O casal decidiu conhecer o Helen Keller:
— Nunca vou me esquecer. Eu não sabia o que fazer, acreditava que era tudo com letras. Fiquei no corredor no primeiro dia e, no segundo dia, ele fechou a porta na minha cara. Soube que ali era o mundo dele — conta Aline.
Ela e o marido aprenderam a língua dos sinais para compreender melhor o filho. A cada duas palavras assimiladas pelo casal, o menino, com apenas dois anos, aprendia 10. Apesar de não ser intérprete, Cláudio conhece Libras e já narrou, por meios de sinais, os jogos do Internacional para o filho quando a partida não passava na televisão.

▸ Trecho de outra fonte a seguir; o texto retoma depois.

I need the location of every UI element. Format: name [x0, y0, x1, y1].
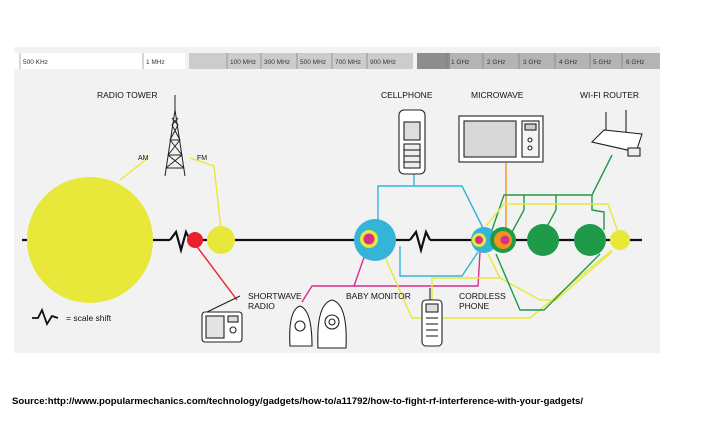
cellphone-connector-right [414, 185, 485, 231]
wifi-circle-3ghz [527, 224, 559, 256]
scale-band-mhz [189, 53, 413, 69]
cellphone-connector-left [377, 174, 415, 224]
cellphone-icon [398, 109, 426, 175]
label-cordless-line2: PHONE [459, 301, 490, 311]
fm-connector [189, 157, 222, 231]
baby-monitor-circle-900 [363, 233, 375, 245]
label-cordless-line1: CORDLESS [459, 291, 506, 301]
wifi-connector-lower [495, 253, 601, 311]
baby-monitor-connector-right [354, 251, 481, 287]
tick-1mhz: 1 MHz [146, 59, 165, 66]
tick-900mhz: 900 MHz [370, 59, 396, 66]
baby-monitor-circle-2ghz [475, 236, 483, 244]
legend-scale-shift-label: = scale shift [66, 313, 112, 323]
label-microwave: MICROWAVE [471, 90, 524, 100]
microwave-icon [458, 115, 544, 163]
tick-300mhz: 300 MHz [264, 59, 290, 66]
baby-monitor-circle-2ghz-b [500, 235, 510, 245]
tick-2ghz: 2 GHz [487, 59, 505, 66]
cordless-connector-b [431, 253, 502, 300]
cordless-circle-6ghz [610, 230, 630, 250]
label-shortwave-line1: SHORTWAVE [248, 291, 302, 301]
label-cellphone: CELLPHONE [381, 90, 433, 100]
cordless-phone-icon [421, 288, 443, 347]
shortwave-circle [187, 232, 203, 248]
cordless-connector-d [440, 249, 613, 319]
wifi-connector-a [491, 154, 613, 231]
label-am: AM [138, 155, 149, 162]
tick-3ghz: 3 GHz [523, 59, 541, 66]
cordless-connector-c [499, 251, 613, 301]
scale-shift-marker-2 [409, 228, 431, 255]
wifi-router-icon [590, 110, 643, 157]
wifi-circle-5ghz [574, 224, 606, 256]
tick-1ghz: 1 GHz [451, 59, 469, 66]
shortwave-radio-icon [201, 295, 243, 343]
cellphone-connector-lower [399, 246, 479, 277]
tick-5ghz: 5 GHz [593, 59, 611, 66]
label-radio-tower: RADIO TOWER [97, 90, 158, 100]
scale-shift-icon [32, 307, 59, 327]
baby-monitor-icon [289, 299, 347, 349]
baby-monitor-connector-left [301, 245, 369, 303]
label-baby-monitor: BABY MONITOR [346, 291, 411, 301]
cordless-connector-a [379, 245, 426, 319]
label-wifi-router: WI-FI ROUTER [580, 90, 639, 100]
wifi-connector-c [591, 195, 605, 230]
shortwave-connector [194, 243, 238, 301]
cordless-connector-upper [485, 203, 619, 233]
tick-700mhz: 700 MHz [335, 59, 361, 66]
tick-500mhz: 500 MHz [300, 59, 326, 66]
tick-100mhz: 100 MHz [230, 59, 256, 66]
scale-shift-marker-1 [169, 228, 191, 255]
am-circle [27, 177, 153, 303]
wifi-connector-d [543, 195, 557, 233]
label-fm: FM [197, 155, 207, 162]
label-shortwave-line2: RADIO [248, 301, 275, 311]
tick-500khz: 500 KHz [23, 59, 48, 66]
source-citation: Source:http://www.popularmechanics.com/t… [12, 396, 584, 407]
fm-circle [207, 226, 235, 254]
tick-4ghz: 4 GHz [559, 59, 577, 66]
tick-6ghz: 6 GHz [626, 59, 644, 66]
wifi-connector-b [511, 195, 525, 233]
radio-tower-icon [164, 95, 186, 177]
am-connector [119, 157, 149, 181]
scale-band-khz [14, 53, 185, 69]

A mãe conta que o filho pedia uma irmã ou irmão que fosse surdo. Apesar dela acreditar que isso não fosse acontecer, Aline nasceu com surdez profunda, embora em grau menor do que o irmão:
— Ele rezava pedindo um irmão ou irmã e veio a Tainá, e foi muito mais tranquilo, um mundo bem melhor, porque nós sabíamos Libras e o Andrei era um dos melhores professores. Eles vieram para a nossa família por um motivo e foram os melhores presentes que Deus poderia nos dar. São nosso exemplo de vida pela luta diária deles em busca de inclusão.